By Gregory L. Gerdeman and Juan Sanchez-Ramos for St. Petersburg Times
Samuel Bagdorf of San Francisco, who suffers from anxiety disorders, exhales after smoking his marijuana pipe last month at the San Francisco Medical Cannabis Clinic.
Medicinal use of cannabis is being discussed more actively than ever. Although prior to its prohibition in 1937 cannabis was used widely in pharmacies, there was little debate about its usefulness to treat various symptoms such as inflammatory pain. Cannabis remedies were well known, publicly advertised and widely prescribed.
“Marijuana,” on the other hand, was virtually unknown Mexican jargon before becoming the “assassin of youth” in propaganda films. Such depictions led to an unceremonious vote by Congress to effectively criminalize Cannabis sativa in all of its forms. The strongest opposition came not from the public (which did not equate the new “scourge” with cannabis remedies) but from the American Medical Association, whose congressional liaison decried the legislation as speciously motivated by “indirect hearsay evidence.”
Over the next 72 years, the image of the American cannabis user morphed from the immigrant madman and criminal deviant of the ’40s, to the counter-culture crowd of the ’60s to the unmotivated slacker of the ’80s. In the ’90s, a “new” image arose: the medical marijuana patient, who is driven not to get high but to get well. It is linguistically ironic that “medical marijuana” may usher in a new chapter in the ancient relationship between human society and the cannabis plant.
Now the American Medical Association has turned heads by again weighing in on cannabis policy. After extensive review of scientific and clinical evidence regarding the harms and benefits of cannabinoids (molecules found in cannabis) as well as recent legal precedence regarding medical marijuana, the AMA announced that the federal Schedule I status of marijuana (most prohibited) should be reconsidered in order to advance clinical research with botanical cannabinoid medicines. The AMA report furthermore expresses that “physicians who comply with their ethical obligations to ‘first do no harm’ and to ‘relieve pain and suffering’ should be protected in their endeavors, including advising and counseling their patients on the use of cannabis for therapeutic purposes.”

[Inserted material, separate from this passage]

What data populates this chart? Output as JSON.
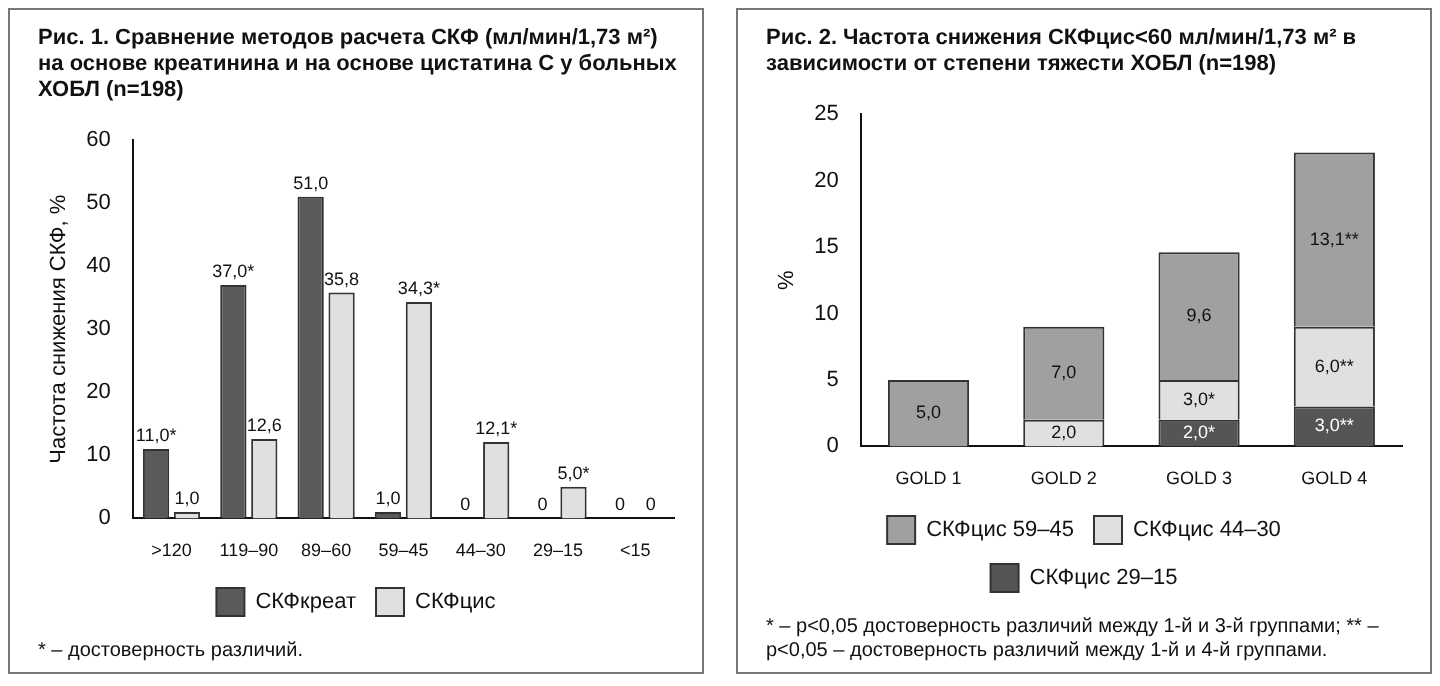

The emphasis on research is important. There is a future for botanical cannabis-based medicines, but patients and physicians should be empowered to base health care decisions on real evidence rather than hyperbolic claims of marijuana’s dangers or virtues. Not surprisingly, the AMA does not support legalizing medical marijuana through state ballot initiatives, such as the one Floridians could vote on next year if a petition by the group People United for Medical Marijuana gains traction. Cannabis is a plant and modern standards for purity, packaging and delivery of drugs play an important part in assuring reliable predictability. Also at play is the arena of pharmaceutical development — new drugs are being pioneered to enhance the body’s THC-like “endocannabinoid system,” intended to achieve therapeutic effect with improved specificity and minimal psychoactivity. Research is clearly needed to ensure efficacy and safety of these new drugs.
Nonetheless, the perceived promise of such drugs highlights a need for greater maturity in social discussion of medical use for cannabis and/or its constituent molecules. Whatever else might be said about the apparent sea change of public opinion about cannabis, the oft-repeated claims by federal drug czars that medical marijuana is a “smoke screen” or lacks even a “shred of evidence” must be laid to rest as a relic of socially juvenile, 20th century reefer madness. Public policy should be based on sound scientific evidence — not a roadblock to it. Cannabis has been used safely as a folkloric remedy for thousands of years, but in modern America inappropriate Schedule I listing of marijuana has obstructed research to find promising therapies for debilitating human conditions. This is a paramount reason why the scheduling should be changed.
Gregory L. Gerdeman, Ph.D., is an assistant professor of biology at Eckerd College in St. Petersburg. Juan Sanchez-Ramos, Ph.D./M.D., is the Helen Ellis Professor of Neurology and chair for Parkinson’s Disease Research at the University of South Florida College of Medicine in Tampa.
Sanchez-Ramos was a physician involved in the “Compassionate Use Protocol for Marijuana” sponsored by the National Institute on Drug Abuse and approved by the Food and Drug Administration and the Drug Enforcement Administration. In this study, marijuana was prepared and shipped by NIDA to patients with various medical conditions. His patient suffered from muscle spasms and pain caused by a rare disease, successfully treated with cannabis.